Der Sprung in die Geschichte ist der Sprung ins kalte Wasser. Kaum wurde die Wasser­ober­fläche des Swim­ming­pools durch­bro­chen, erscheinen die schick­sal­haften Stunden erneut, die das Gedächtnis lange Zeit begraben und verdrängen wollte. Zerris­sene Familien am Bahnhof, Weinen, Angst, rettende Züge, verrin­nende Zeit. One Life findet diese packende Über­lei­tung in seinem ersten Akt und zeigt Szenen vom Ende der 1930er-Jahre: Unzählige Menschen harren in der Tsche­cho­slo­wakei auf der Flucht vor den Deutschen aus, deren Einmarsch kurz bevor­steht. In Prag wird der Makler Nicholas Winton mit dem Leid der Geflüch­teten konfron­tiert, das ihm uner­träg­lich erscheint. Winton beschließt, alle Hebel in Bewegung zu setzen, um zumindest die Kinder aus dem Elend zu befreien, vor den Nazis zu retten und nach England zu evaku­ieren.

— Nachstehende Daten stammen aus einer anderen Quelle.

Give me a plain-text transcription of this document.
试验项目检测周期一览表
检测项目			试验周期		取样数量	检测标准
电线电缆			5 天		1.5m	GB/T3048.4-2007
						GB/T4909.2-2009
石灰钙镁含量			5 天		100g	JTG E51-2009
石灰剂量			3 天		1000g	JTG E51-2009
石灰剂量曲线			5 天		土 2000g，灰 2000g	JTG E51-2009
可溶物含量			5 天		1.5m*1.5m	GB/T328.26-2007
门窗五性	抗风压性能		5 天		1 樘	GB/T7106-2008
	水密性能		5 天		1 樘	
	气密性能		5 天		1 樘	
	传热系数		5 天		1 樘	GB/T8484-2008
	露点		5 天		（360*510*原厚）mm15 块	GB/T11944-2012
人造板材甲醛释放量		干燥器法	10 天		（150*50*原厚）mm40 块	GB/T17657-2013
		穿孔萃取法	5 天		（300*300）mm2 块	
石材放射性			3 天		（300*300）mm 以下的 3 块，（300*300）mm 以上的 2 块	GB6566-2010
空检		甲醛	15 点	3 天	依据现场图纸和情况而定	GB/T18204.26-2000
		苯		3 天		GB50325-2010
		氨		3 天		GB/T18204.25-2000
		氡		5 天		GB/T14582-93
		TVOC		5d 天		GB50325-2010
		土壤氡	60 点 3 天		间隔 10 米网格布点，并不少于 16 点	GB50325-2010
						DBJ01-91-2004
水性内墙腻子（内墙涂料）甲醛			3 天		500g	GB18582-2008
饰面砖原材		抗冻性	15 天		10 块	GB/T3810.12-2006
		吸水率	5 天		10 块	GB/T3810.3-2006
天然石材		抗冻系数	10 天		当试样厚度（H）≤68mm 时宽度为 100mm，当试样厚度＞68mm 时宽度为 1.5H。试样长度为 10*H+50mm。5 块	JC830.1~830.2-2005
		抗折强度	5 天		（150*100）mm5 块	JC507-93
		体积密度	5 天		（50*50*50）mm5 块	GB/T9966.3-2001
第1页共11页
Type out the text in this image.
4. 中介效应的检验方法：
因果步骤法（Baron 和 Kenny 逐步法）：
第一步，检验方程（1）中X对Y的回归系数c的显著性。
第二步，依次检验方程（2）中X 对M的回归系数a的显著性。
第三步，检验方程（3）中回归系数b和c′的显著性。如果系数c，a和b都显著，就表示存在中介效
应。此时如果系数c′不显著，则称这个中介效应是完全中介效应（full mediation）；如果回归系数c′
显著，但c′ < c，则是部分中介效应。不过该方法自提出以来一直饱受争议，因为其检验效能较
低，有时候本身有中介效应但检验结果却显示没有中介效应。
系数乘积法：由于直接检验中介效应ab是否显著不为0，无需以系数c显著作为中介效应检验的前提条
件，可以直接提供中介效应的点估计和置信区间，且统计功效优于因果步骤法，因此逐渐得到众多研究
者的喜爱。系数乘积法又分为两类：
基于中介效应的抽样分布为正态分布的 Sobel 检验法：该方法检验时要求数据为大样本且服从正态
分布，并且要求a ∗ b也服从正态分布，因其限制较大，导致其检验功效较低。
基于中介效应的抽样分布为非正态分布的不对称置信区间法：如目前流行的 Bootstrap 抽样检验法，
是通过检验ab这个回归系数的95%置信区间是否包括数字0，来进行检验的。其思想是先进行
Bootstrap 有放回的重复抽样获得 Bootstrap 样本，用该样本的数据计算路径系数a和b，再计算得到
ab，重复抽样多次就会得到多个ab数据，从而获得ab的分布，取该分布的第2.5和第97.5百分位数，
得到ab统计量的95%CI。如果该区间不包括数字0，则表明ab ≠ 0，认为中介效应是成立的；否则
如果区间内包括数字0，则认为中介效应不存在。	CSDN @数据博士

Das Drehbuch von Lucinda Coxon und Nick Drake nähert sich diesen Tatsa­chen­er­eig­nissen auf zwei Zeit­ebenen. Die eine, das ist jene, die in der Vergan­gen­heit der Dreißi­ger­jahre spielt, ist die deutlich schwächere von beiden. Allzu konven­tio­nelles Geschichts­kino gibt es in diesen Szenen zu erleben. Ihr geschlos­sener ästhe­ti­scher Histo­rismus kennt weder ein Reflek­tieren von Posi­tionen oder Perspek­tiven noch einen Begriff von Illu­sio­nismus und Geschichts­schrei­bung, der über reines Nach­stellen und filmi­sches Abso­lut­setzen hinaus­rei­chen würde. Die Rahmung als subjek­ti­viertes Erin­ne­rungs­stück bleibt mehr eine Behaup­tung, anstatt audio­vi­suell mit ihr originell zu verfahren. One Life fasst als Vergan­gen­heits­schau gerade so das nötigste Leid in blasse, austausch­bare Aufnahmen, um weder sich noch Außen­ste­henden zur Zumutung zu werden.

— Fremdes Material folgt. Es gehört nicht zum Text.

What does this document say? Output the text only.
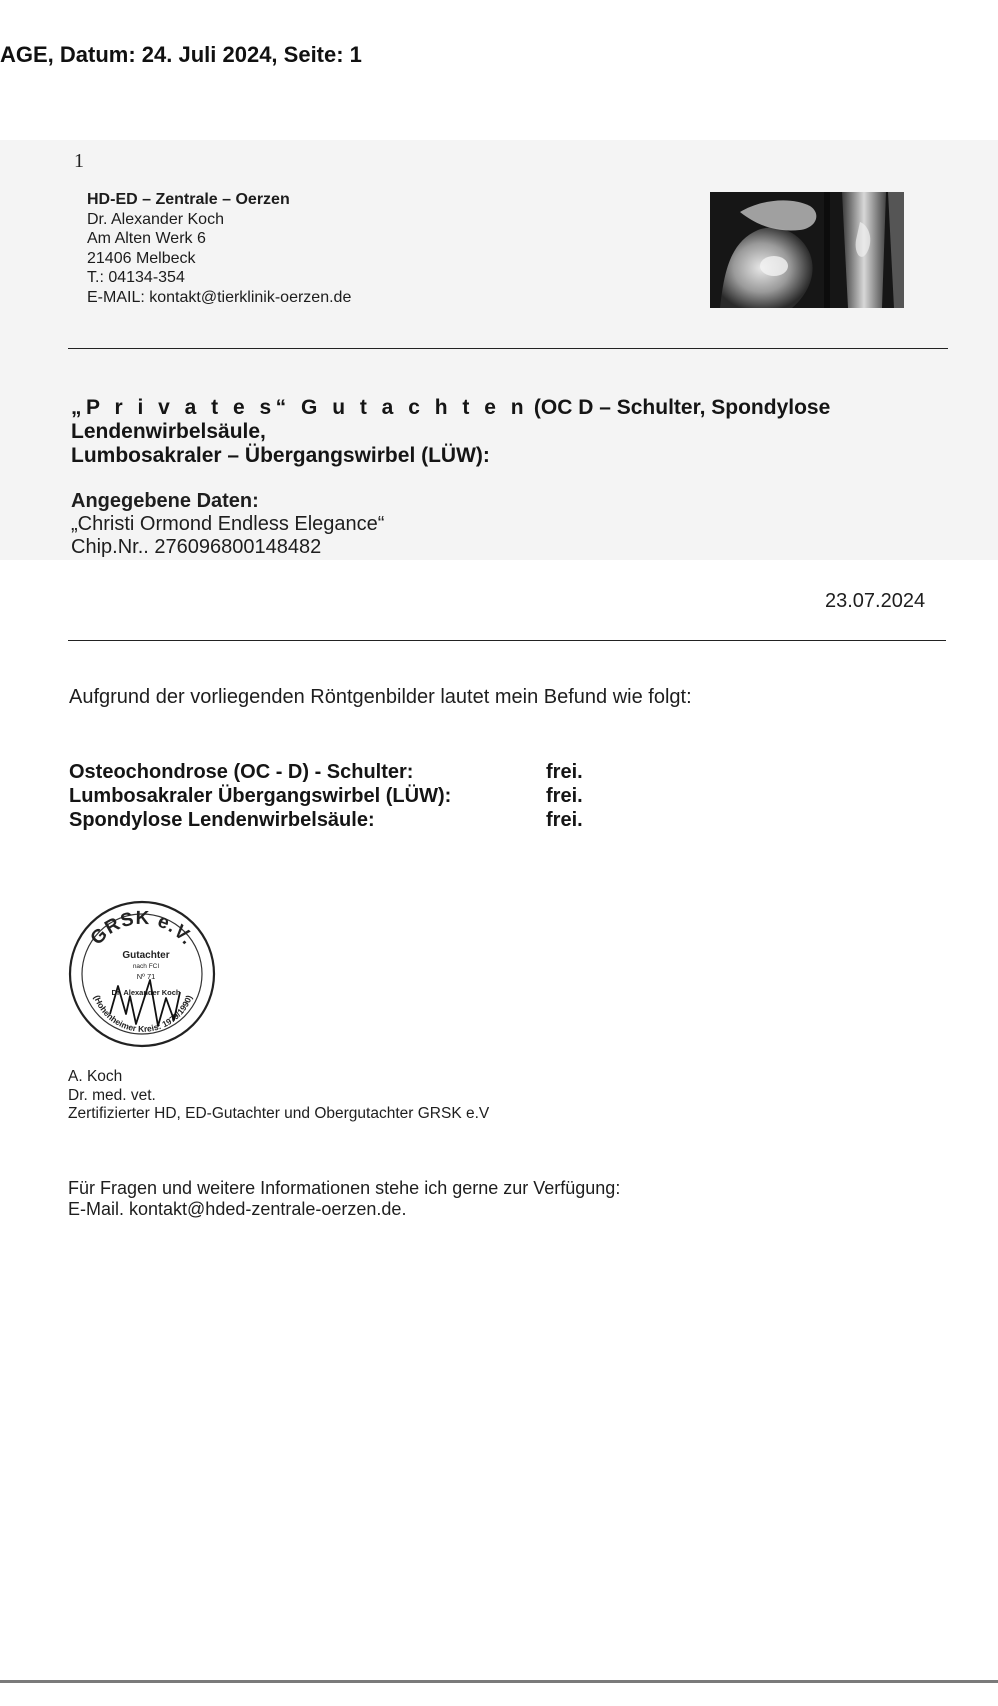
AGE, Datum: 24. Juli 2024, Seite: 1
1
HD-ED – Zentrale – Oerzen
Dr. Alexander Koch
Am Alten Werk 6
21406 Melbeck
T.: 04134-354
E-MAIL: kontakt@tierklinik-oerzen.de
„P r i v a t e s“ G u t a c h t e n (OC D – Schulter, Spondylose Lendenwirbelsäule,
Lumbosakraler – Übergangswirbel (LÜW):
Angegebene Daten:
„Christi Ormond Endless Elegance“
Chip.Nr.. 276096800148482
23.07.2024
Aufgrund der vorliegenden Röntgenbilder lautet mein Befund wie folgt:
Osteochondrose (OC - D) - Schulter:	frei.
Lumbosakraler Übergangswirbel (LÜW):	frei.
Spondylose Lendenwirbelsäule:	frei.
GRSK e.V.
(Hohenheimer Kreis: 1979/1990)
Gutachter
nach FCI
Nº 71
Dr. Alexander Koch
A. Koch
Dr. med. vet.
Zertifizierter HD, ED-Gutachter und Obergutachter GRSK e.V
Für Fragen und weitere Informationen stehe ich gerne zur Verfügung:
E-Mail. kontakt@hded-zentrale-oerzen.de.
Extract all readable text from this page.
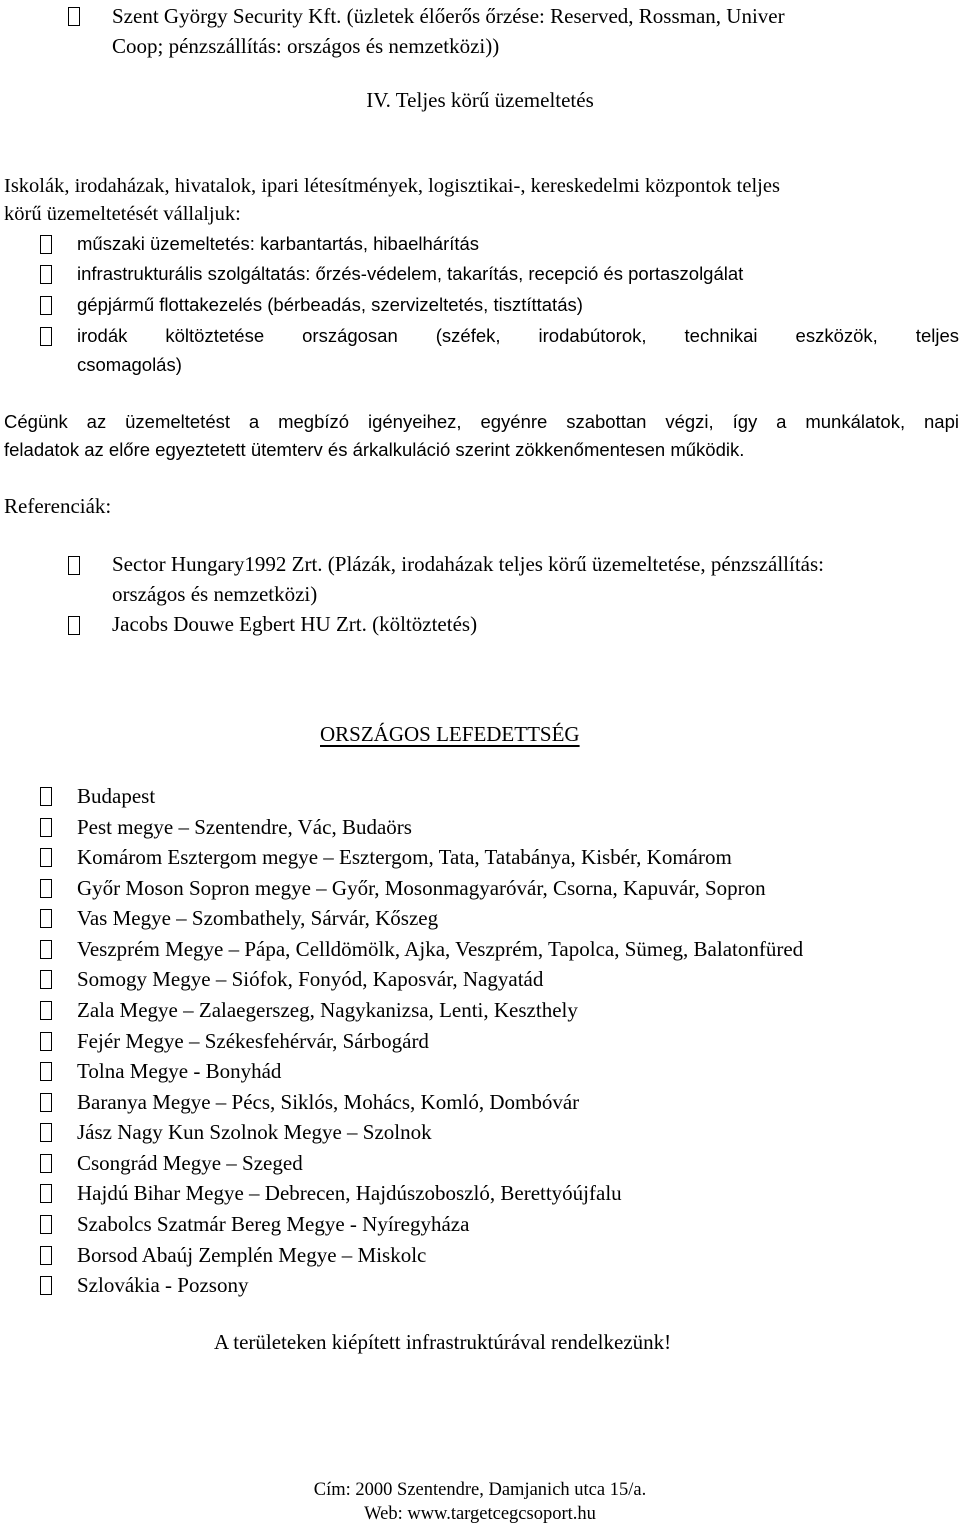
Szent György Security Kft. (üzletek élőerős őrzése: Reserved, Rossman, Univer
Coop; pénzszállítás: országos és nemzetközi))
IV. Teljes körű üzemeltetés
Iskolák, irodaházak, hivatalok, ipari létesítmények, logisztikai-, kereskedelmi központok teljes
körű üzemeltetését vállaljuk:
műszaki üzemeltetés: karbantartás, hibaelhárítás
infrastrukturális szolgáltatás: őrzés-védelem, takarítás, recepció és portaszolgálat
gépjármű flottakezelés (bérbeadás, szervizeltetés, tisztíttatás)
irodák költöztetése országosan (széfek, irodabútorok, technikai eszközök, teljes
csomagolás)
Cégünk az üzemeltetést a megbízó igényeihez, egyénre szabottan végzi, így a munkálatok, napi
feladatok az előre egyeztetett ütemterv és árkalkuláció szerint zökkenőmentesen működik.
Referenciák:
Sector Hungary1992 Zrt. (Plázák, irodaházak teljes körű üzemeltetése, pénzszállítás:
országos és nemzetközi)
Jacobs Douwe Egbert HU Zrt. (költöztetés)
ORSZÁGOS LEFEDETTSÉG
Budapest
Pest megye – Szentendre, Vác, Budaörs
Komárom Esztergom megye – Esztergom, Tata, Tatabánya, Kisbér, Komárom
Győr Moson Sopron megye – Győr, Mosonmagyaróvár, Csorna, Kapuvár, Sopron
Vas Megye – Szombathely, Sárvár, Kőszeg
Veszprém Megye – Pápa, Celldömölk, Ajka, Veszprém, Tapolca, Sümeg, Balatonfüred
Somogy Megye – Siófok, Fonyód, Kaposvár, Nagyatád
Zala Megye – Zalaegerszeg, Nagykanizsa, Lenti, Keszthely
Fejér Megye – Székesfehérvár, Sárbogárd
Tolna Megye - Bonyhád
Baranya Megye – Pécs, Siklós, Mohács, Komló, Dombóvár
Jász Nagy Kun Szolnok Megye – Szolnok
Csongrád Megye – Szeged
Hajdú Bihar Megye – Debrecen, Hajdúszoboszló, Berettyóújfalu
Szabolcs Szatmár Bereg Megye - Nyíregyháza
Borsod Abaúj Zemplén Megye – Miskolc
Szlovákia - Pozsony
A területeken kiépített infrastruktúrával rendelkezünk!
Cím: 2000 Szentendre, Damjanich utca 15/a.
Web: www.targetcegcsoport.hu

Seine Reize entfalten diese Rück­blenden also weniger über ihr insze­na­to­ri­sches Konzept als über den vorge­tra­genen akti­vis­ti­schen Eifer selbst, weniger über das Zeigen als über das Gezeigte. Helena Bonham Carter ist dabei unbedingt hervor­zu­heben! Zwar schenkt ihr der Film nur in wenigen Momenten seine volle Aufmerk­sam­keit, doch diese bleiben umso stärker im Gedächtnis. Nicht nur, weil sie ihre Figur, die wider­spens­tige Mutter von Nicholas Winton, mit einer solchen Grandezza und Schlag­fer­tig­keit verkör­pert, mit der sie zuerst sorgen­voll auf die Mission ihres Sohnes reagiert und später der Ignoranz ihres Umfelds selbst den Kampf erklärt. Auch deshalb, weil gerade ihr Auftritt in den büro­kra­ti­schen Mühlen der Immi­gra­ti­ons­behörde unmiss­ver­s­tänd­lich zu unserem Heute spricht. Dialo­gisch wird das nach­ge­holt, was die Bilder versäumen.

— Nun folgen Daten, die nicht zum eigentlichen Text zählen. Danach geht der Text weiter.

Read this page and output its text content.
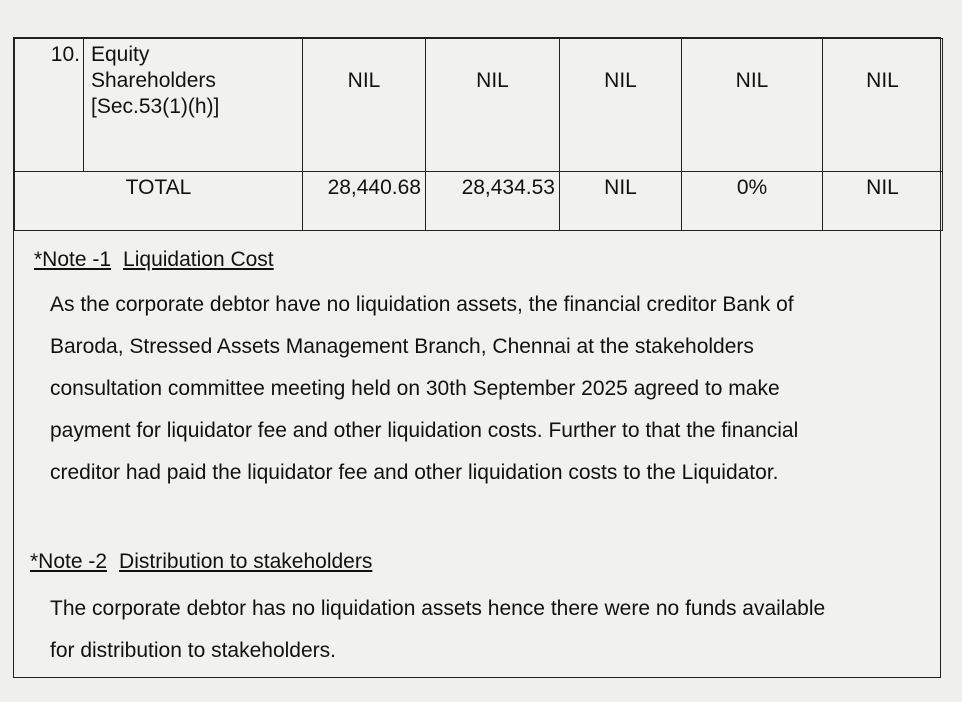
10.	Equity
Shareholders
[Sec.53(1)(h)]	NIL	NIL	NIL	NIL	NIL
TOTAL		28,440.68	28,434.53	NIL	0%	NIL
*Note -1 Liquidation Cost
As the corporate debtor have no liquidation assets, the financial creditor Bank of
Baroda, Stressed Assets Management Branch, Chennai at the stakeholders
consultation committee meeting held on 30th September 2025 agreed to make
payment for liquidator fee and other liquidation costs. Further to that the financial
creditor had paid the liquidator fee and other liquidation costs to the Liquidator.
*Note -2 Distribution to stakeholders
The corporate debtor has no liquidation assets hence there were no funds available
for distribution to stakeholders.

Attacke gegen die Gleich­gül­tig­keit

Das Leid hier wird mit dem Leid dort rela­ti­viert, Bequem­lich­keit regiert, schla­fende Hunde will man lieber nicht wecken oder zumindest überhören, wenn sie schon zu bellen beginnen. Babette Winton jedoch stellt sich diesem System konfron­tativ in den Weg. Sie tritt für Werte und Menschen­rechte ein und man kann One Life für solche mund­ge­recht servierten Stand­pauken und Aktionen wohl­wol­lend zunicken. Regisseur James Hawes hat zwar formal einen Film ohne erkenn­bare Hand­schrift insze­niert, doch zumindest erwartet er noch etwas von der Welt! Die zweite, stärkere Ebene von One Life, die in den 1980ern spielt, greift diese Erwar­tungen dann insofern inter­es­sant auf, als sie die Frage des Weiter­le­bens und des Reka­pi­tu­lie­rens der (nie) abge­legten Vergan­gen­heit ins Rampen­licht rückt.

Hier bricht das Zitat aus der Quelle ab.